Why Mars & Venus Colllide is about stress and communication between men and women. Our modern lifestyle is breakneck-paced, relationship roles have changed, our responsibilities and stress levels grow as our time to deal with them decreases. Welcome to today, nothing new. So what do you do?
According to John Gray, the first step is to wake up and realize that men and women have different biochemistry going on, stress affects our chemicals in different ways, and we recover from stress and replenish ourselves in different ways. But we’re clueless: “Women mistakenly expect men to react and behave the way women do, while men continue to misunderstand what women really need.”
We each feel better when our personal chemical stockpiles are filled up.
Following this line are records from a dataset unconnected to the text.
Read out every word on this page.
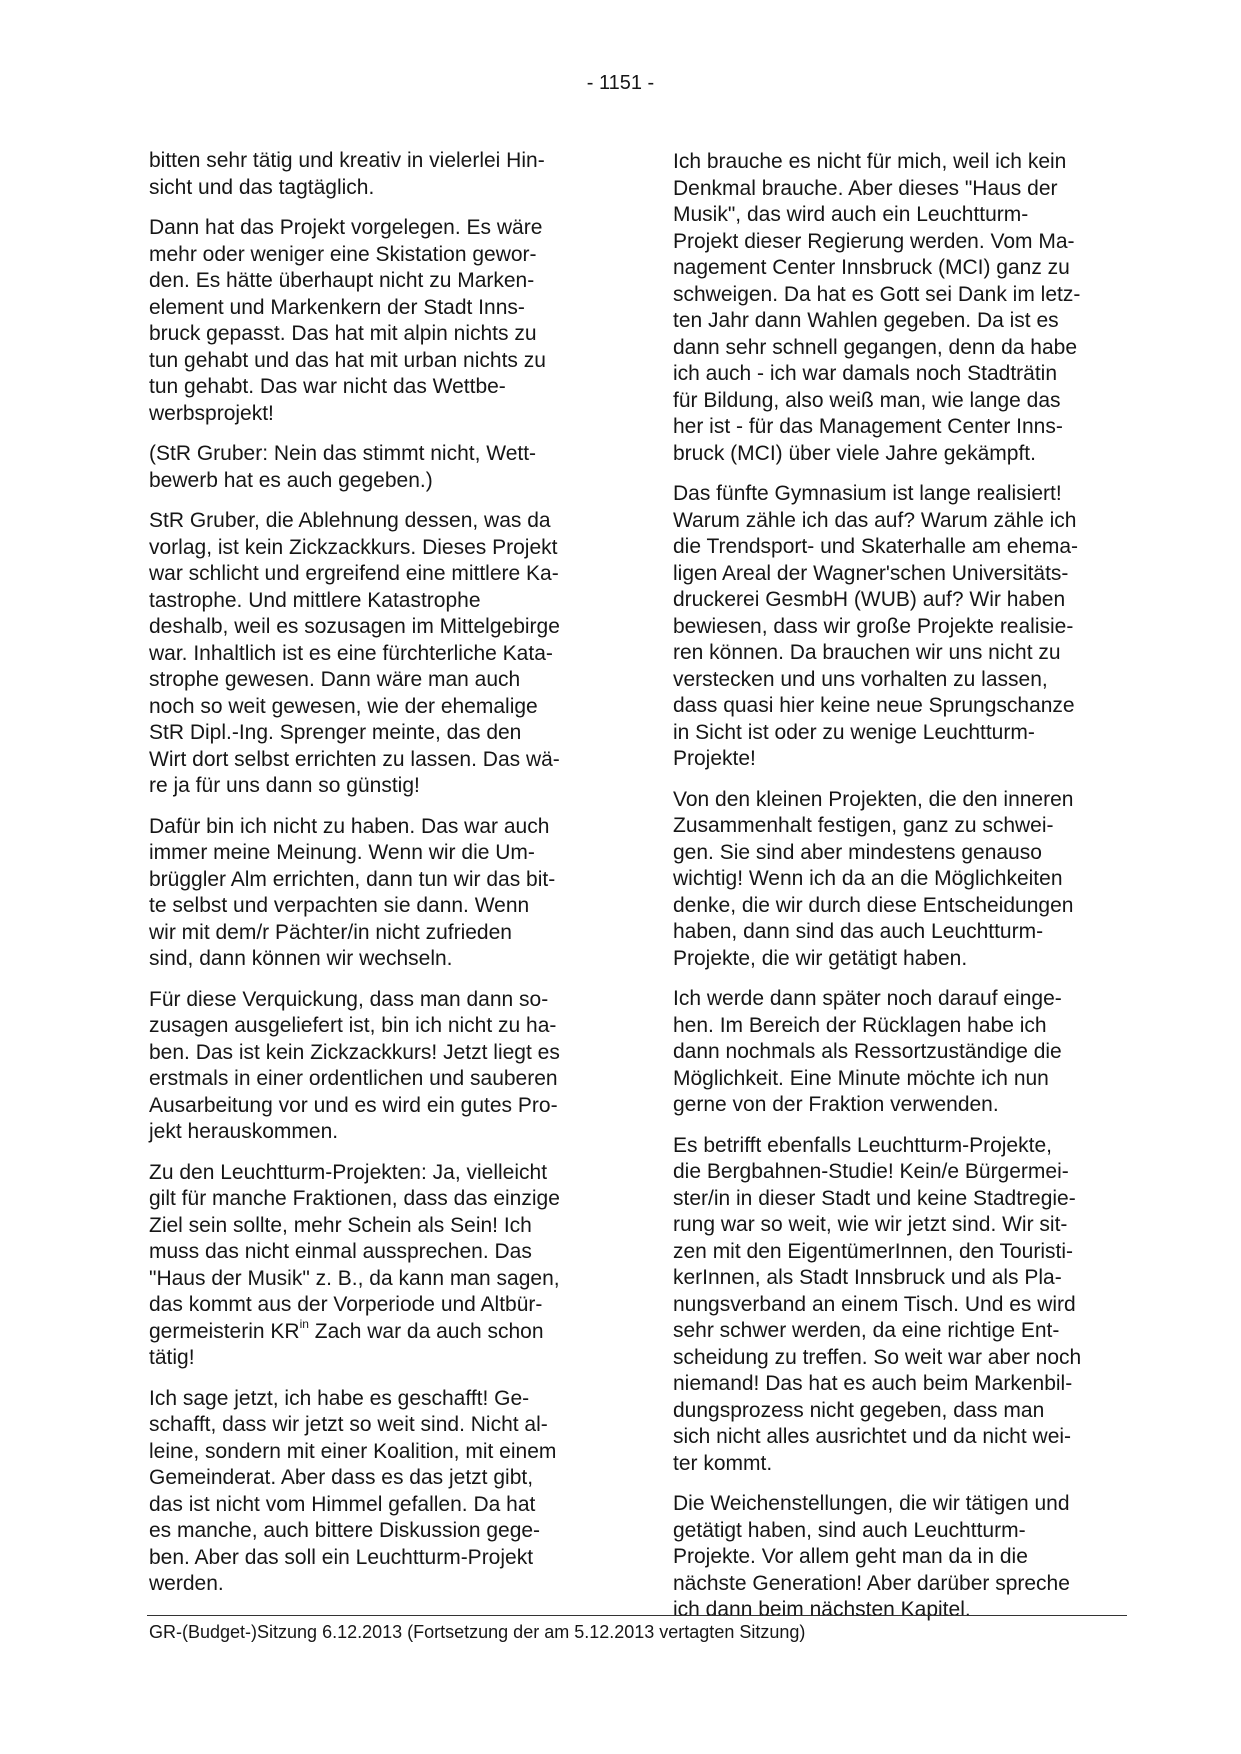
- 1151 -

bitten sehr tätig und kreativ in vielerlei Hin-
sicht und das tagtäglich.

Dann hat das Projekt vorgelegen. Es wäre
mehr oder weniger eine Skistation gewor-
den. Es hätte überhaupt nicht zu Marken-
element und Markenkern der Stadt Inns-
bruck gepasst. Das hat mit alpin nichts zu
tun gehabt und das hat mit urban nichts zu
tun gehabt. Das war nicht das Wettbe-
werbsprojekt!

(StR Gruber: Nein das stimmt nicht, Wett-
bewerb hat es auch gegeben.)

StR Gruber, die Ablehnung dessen, was da
vorlag, ist kein Zickzackkurs. Dieses Projekt
war schlicht und ergreifend eine mittlere Ka-
tastrophe. Und mittlere Katastrophe
deshalb, weil es sozusagen im Mittelgebirge
war. Inhaltlich ist es eine fürchterliche Kata-
strophe gewesen. Dann wäre man auch
noch so weit gewesen, wie der ehemalige
StR Dipl.-Ing. Sprenger meinte, das den
Wirt dort selbst errichten zu lassen. Das wä-
re ja für uns dann so günstig!

Dafür bin ich nicht zu haben. Das war auch
immer meine Meinung. Wenn wir die Um-
brüggler Alm errichten, dann tun wir das bit-
te selbst und verpachten sie dann. Wenn
wir mit dem/r Pächter/in nicht zufrieden
sind, dann können wir wechseln.

Für diese Verquickung, dass man dann so-
zusagen ausgeliefert ist, bin ich nicht zu ha-
ben. Das ist kein Zickzackkurs! Jetzt liegt es
erstmals in einer ordentlichen und sauberen
Ausarbeitung vor und es wird ein gutes Pro-
jekt herauskommen.

Zu den Leuchtturm-Projekten: Ja, vielleicht
gilt für manche Fraktionen, dass das einzige
Ziel sein sollte, mehr Schein als Sein! Ich
muss das nicht einmal aussprechen. Das
"Haus der Musik" z. B., da kann man sagen,
das kommt aus der Vorperiode und Altbür-
germeisterin $KR^{in}$ Zach war da auch schon
tätig!

Ich sage jetzt, ich habe es geschafft! Ge-
schafft, dass wir jetzt so weit sind. Nicht al-
leine, sondern mit einer Koalition, mit einem
Gemeinderat. Aber dass es das jetzt gibt,
das ist nicht vom Himmel gefallen. Da hat
es manche, auch bittere Diskussion gege-
ben. Aber das soll ein Leuchtturm-Projekt
werden.

Ich brauche es nicht für mich, weil ich kein
Denkmal brauche. Aber dieses "Haus der
Musik", das wird auch ein Leuchtturm-
Projekt dieser Regierung werden. Vom Ma-
nagement Center Innsbruck (MCI) ganz zu
schweigen. Da hat es Gott sei Dank im letz-
ten Jahr dann Wahlen gegeben. Da ist es
dann sehr schnell gegangen, denn da habe
ich auch - ich war damals noch Stadträtin
für Bildung, also weiß man, wie lange das
her ist - für das Management Center Inns-
bruck (MCI) über viele Jahre gekämpft.

Das fünfte Gymnasium ist lange realisiert!
Warum zähle ich das auf? Warum zähle ich
die Trendsport- und Skaterhalle am ehema-
ligen Areal der Wagner'schen Universitäts-
druckerei GesmbH (WUB) auf? Wir haben
bewiesen, dass wir große Projekte realisie-
ren können. Da brauchen wir uns nicht zu
verstecken und uns vorhalten zu lassen,
dass quasi hier keine neue Sprungschanze
in Sicht ist oder zu wenige Leuchtturm-
Projekte!

Von den kleinen Projekten, die den inneren
Zusammenhalt festigen, ganz zu schwei-
gen. Sie sind aber mindestens genauso
wichtig! Wenn ich da an die Möglichkeiten
denke, die wir durch diese Entscheidungen
haben, dann sind das auch Leuchtturm-
Projekte, die wir getätigt haben.

Ich werde dann später noch darauf einge-
hen. Im Bereich der Rücklagen habe ich
dann nochmals als Ressortzuständige die
Möglichkeit. Eine Minute möchte ich nun
gerne von der Fraktion verwenden.

Es betrifft ebenfalls Leuchtturm-Projekte,
die Bergbahnen-Studie! Kein/e Bürgermei-
ster/in in dieser Stadt und keine Stadtregie-
rung war so weit, wie wir jetzt sind. Wir sit-
zen mit den EigentümerInnen, den Touristi-
kerInnen, als Stadt Innsbruck und als Pla-
nungsverband an einem Tisch. Und es wird
sehr schwer werden, da eine richtige Ent-
scheidung zu treffen. So weit war aber noch
niemand! Das hat es auch beim Markenbil-
dungsprozess nicht gegeben, dass man
sich nicht alles ausrichtet und da nicht wei-
ter kommt.

Die Weichenstellungen, die wir tätigen und
getätigt haben, sind auch Leuchtturm-
Projekte. Vor allem geht man da in die
nächste Generation! Aber darüber spreche
ich dann beim nächsten Kapitel.

GR-(Budget-)Sitzung 6.12.2013 (Fortsetzung der am 5.12.2013 vertagten Sitzung)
This is how it works: in a nutshell, women de-stress by talking, connecting, processing, sharing their ills—which restores oxytocin. Men de-stress by zoning out, shifting gears, detaching from the day’s troubles—which allows testosterone reserves to fill up again. These seem like competing solutions.
Women can’t just shut down and forget about it for a little while like men. Going ninja and crossing more items off the to-do list doesn’t work, either, because “in a woman’s brain there will always be more to do.” They need to talk—it’s biological. They’re wired to process and men need to respond:
Without understanding this, a man’s testosterone levels would drop when he passively listens to his partner’s feelings or her resistance to his action plans. Just listening to her feelings seems a no-win situation. When women talk about problems, men start to become restless, irritable, and then depressed… Men need to learn the art of listening without interrupting to solve her problems.
And when men convert to seeing attentive listening as a problem-solver in itself… then we’re on to something. Man gets the satisfaction of “doing something,” woman gets the satisfaction of being heard.
A man’s desire to make a woman happy is greatly underestimated by women, because women have such different motivations.
The rest of the book is about exploring these differences and finding sensible compromises that allow each partner to relax and emote in healthy ways. Gray paints with a pretty broad brush, but anecdotally, most of it squares with experience. I like this bit on the relationship scoreboard:
“At a subconscious level, a woman is always keeping track of how much she gives in contrast to how much she receives. When he gives to her, she gives him a point, and when she gives to him, she gives herself a point.” And this begins an extended and probably-not-intentionally hilarious section on how to “rack up the points on Venus,” even providing a “One Hundred Ways…” list that would be at home here on the internet.